Oil Falls for Ninth Day on Speculation Demand Recovery Slowing
Dec. 14 (Bloomberg) -- Crude oil fell for a ninth day on speculation the global economy’s uneven recovery from recession may slow growth in demand for fuel and energy.
The Tankan business confidence index due today in Japan, the world’s third-largest oil consumer, may show its smallest improvement since the first quarter, according to economists surveyed by Bloomberg. Oil has been pushed lower by the rising dollar and will recover as demand increases early 2010, Kuwait Oil Minister Sheikh Ahmed Al-Abdullah Al-Sabah said yesterday.

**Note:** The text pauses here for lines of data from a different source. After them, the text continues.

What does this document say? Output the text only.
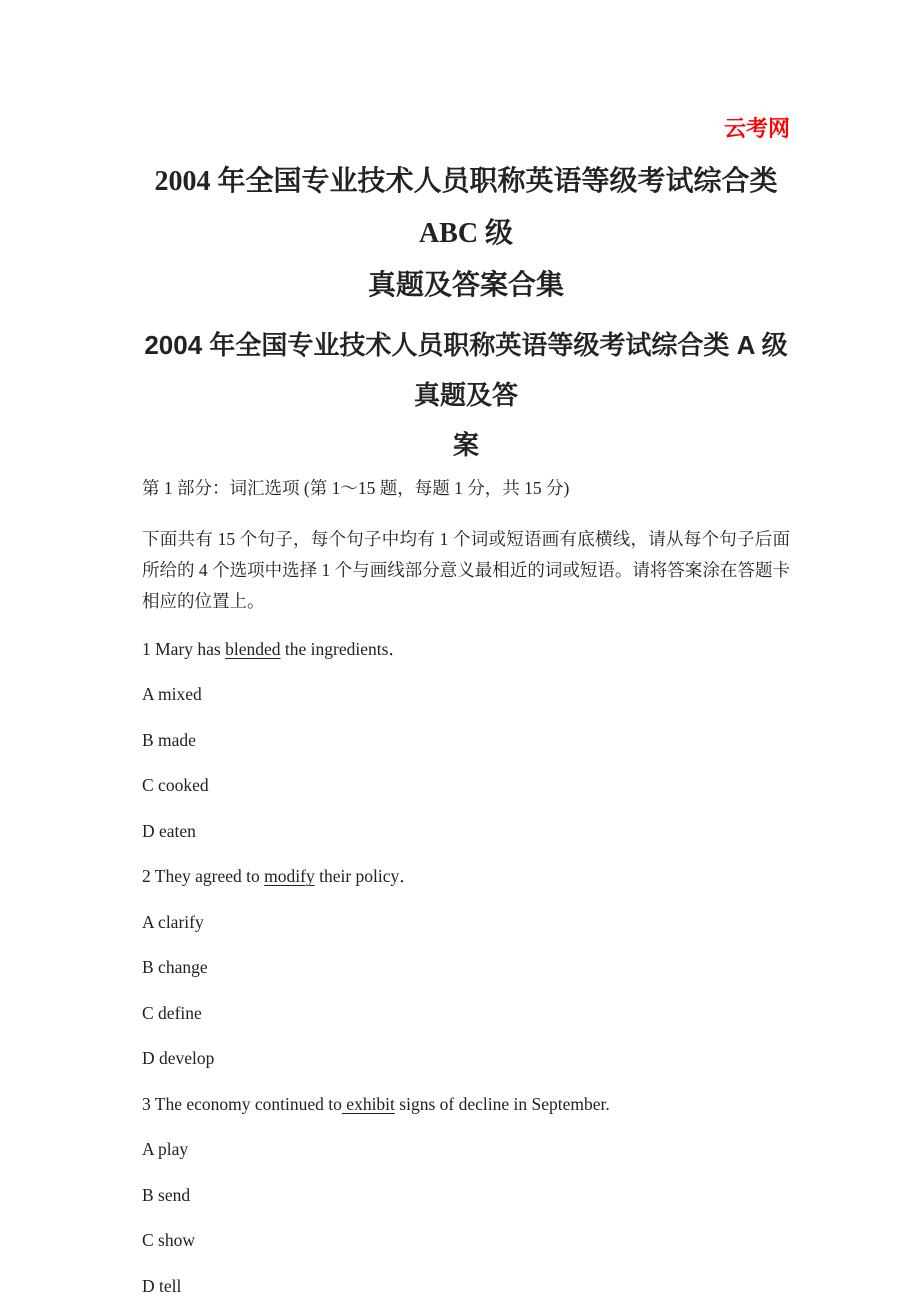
云考网
2004 年全国专业技术人员职称英语等级考试综合类 ABC 级
真题及答案合集
2004 年全国专业技术人员职称英语等级考试综合类 A 级真题及答
案

第 1 部分：词汇选项 (第 1～15 题，每题 1 分，共 15 分)

下面共有 15 个句子，每个句子中均有 1 个词或短语画有底横线，请从每个句子后面所给的 4 个选项中选择 1 个与画线部分意义最相近的词或短语。请将答案涂在答题卡相应的位置上。

1 Mary has blended the ingredients．

A mixed

B made

C cooked

D eaten

2 They agreed to modify their policy．

A clarify

B change

C define

D develop

3 The economy continued to exhibit signs of decline in September.

A play

B send

C show

D tell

Crude oil for January delivery dropped as much as 34 cents, or 0.5 percent, to $69.53 a barrel in after-hours electronic trading on the New York Mercantile Exchange. It was at $69.56 at 10:06 a.m. in Sydney and headed for the longest string of daily declines since July 2001.
The contract fell 67 cents, or 0.9 percent, to $69.87 on Dec. 11, the lowest settlement since Oct. 7. Prices dropped 7.4 percent last week, the biggest decline since September, as U.S. fuel stockpiles rose and the dollar jumped to a two-month high against the euro, reducing the investment appeal of commodities.
The dollar was at $1.4613 to the euro in early Asian trading, from $1.4615 late in New York last week. It earlier fell as low as $1.4599.
Brent crude oil for January settlement was untraded on the London-based ICE Futures Europe exchange early today. It rose 2 cents to $71.88 a barrel on Dec. 11.
Hedge-fund managers and other large speculators reduced their bets on rising oil prices to a two-month low last week, according to U.S. Commodity Futures Trading Commission data.
Speculative net-long positions, the difference between orders to buy and sell the commodity, fell 11 percent to 67,817 contracts in the week ended Dec. 8, the commission said in its weekly report.